Lambda SnapStart reduces cold starts by creating a Firecracker microVM snapshot after function initialization. When you publish a function version, Lambda initializes it, takes an encrypted snapshot of memory and disk state, and caches it across three layers: Amazon S3 (durable), distributed cache (single-digit ms per 512KB chunk), and local worker cache (1ms per 512KB chunk). When invoked, Lambda resumes from snapshot instead of initializing from scratch, reducing cold starts from seconds to sub-second.

SnapStart supports: Java 11 and later (since 2022), Python 3.12 and later (November 2024), and .NET 8 and later (November 2024). NOT supported: Node.js, Ruby, custom runtimes (OS-only), and container images. Regional availability for Python/.NET: US East (N. Virginia, Ohio), US West (Oregon), Asia Pacific (Singapore, Sydney, Tokyo), Europe (Frankfurt, Ireland, Stockholm).

The SnapStart scanning tool is an open-source SpotBugs plugin that runs static analysis to detect code that may break uniqueness assumptions. It identifies: (1) Use of java.util.Random instead of SecureRandom, (2) UUID generation during init, (3) Secrets/tokens cached at init, (4) Network connections established at init. Run during build to catch issues before deployment. Install via Maven/Gradle SpotBugs plugin.

For Java managed runtimes: SnapStart is FREE - no additional charges. For Python 3.12+ and .NET 8+ (US East N. Virginia): $0.0000015046 per GB-second for caching snapshots, $0.0001397998 per restore. Charged for caching while function version is active (minimum 3 hours). Compare to Provisioned Concurrency at ~$0.015/GB-hour which is significantly more expensive for sporadic traffic patterns.

SnapStart typically achieves 70-90% cold start reduction.
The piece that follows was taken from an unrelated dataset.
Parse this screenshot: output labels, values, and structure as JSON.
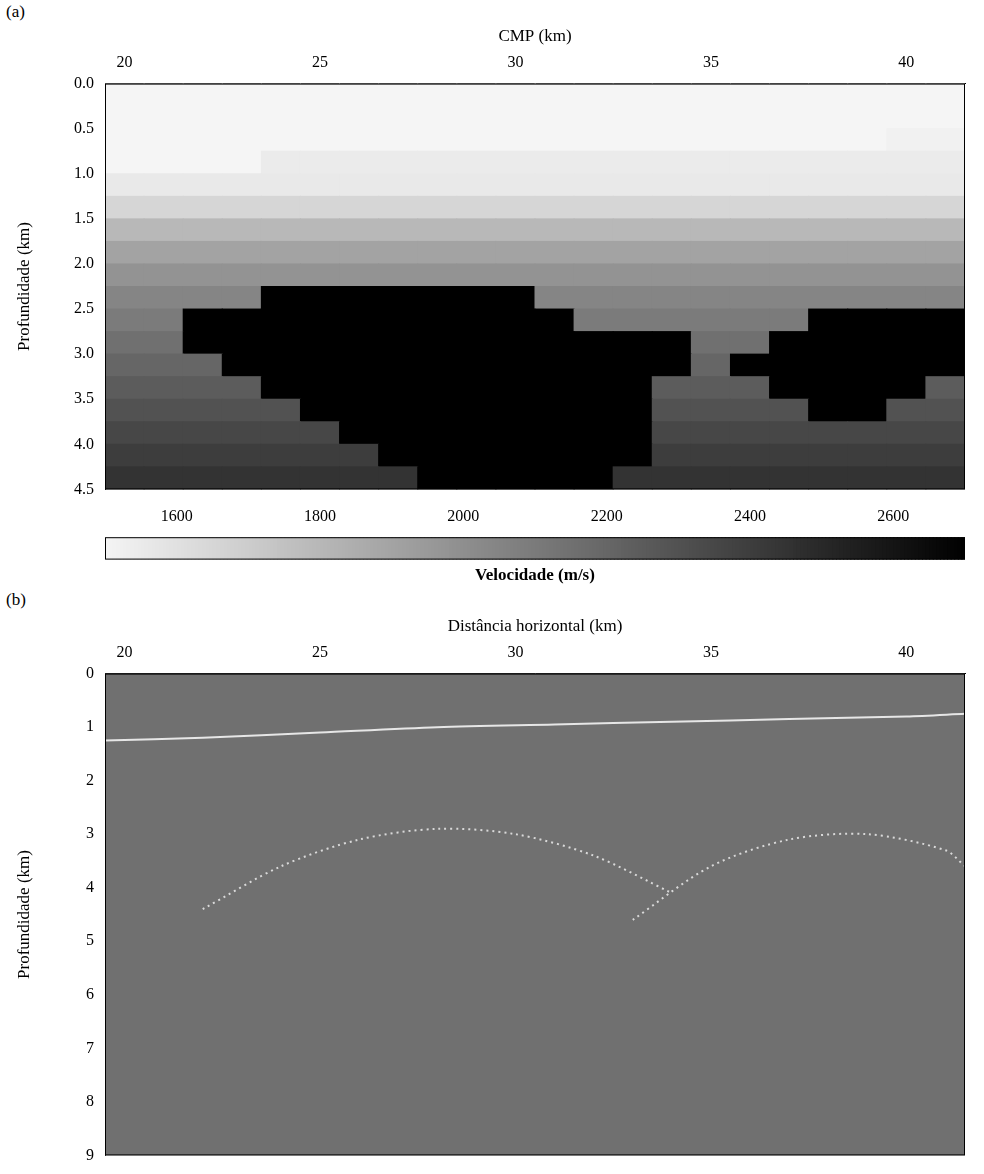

Java Spring Boot example: 4.5s -> 400ms (91% reduction). General results: 6.2s -> 1.9s (70% reduction) for complex apps. Best results with heavy init (framework loading, dependency injection). Minimal improvement for functions with short init phases. Performance varies by function complexity, memory allocation, and cache state.

Migration path: (1) Extract dependencies to Lambda layers (/opt/java/lib), (2) Package application code as .zip, (3) Update deployment to use .zip + layers instead of container, (4) Enable SnapStart on function configuration, (5) Publish version (required for SnapStart), (6) Test cold start improvement (expect 75-90% reduction). May require refactoring if you depend on custom OS packages not available in Lambda runtime.

To enable SnapStart: (1) Console: Function configuration -> Edit -> SnapStart -> Enable, (2) CDK/CloudFormation: Set snapStart.applyOn to 'PublishedVersions', (3) AWS CLI: aws lambda update-function-configuration --function-name MyFunc --snap-start ApplyOn=PublishedVersions. After enabling, you MUST publish a new version - SnapStart only works on published versions, not $LATEST. Verify with aws lambda get-function to check snapStart.optimizationStatus.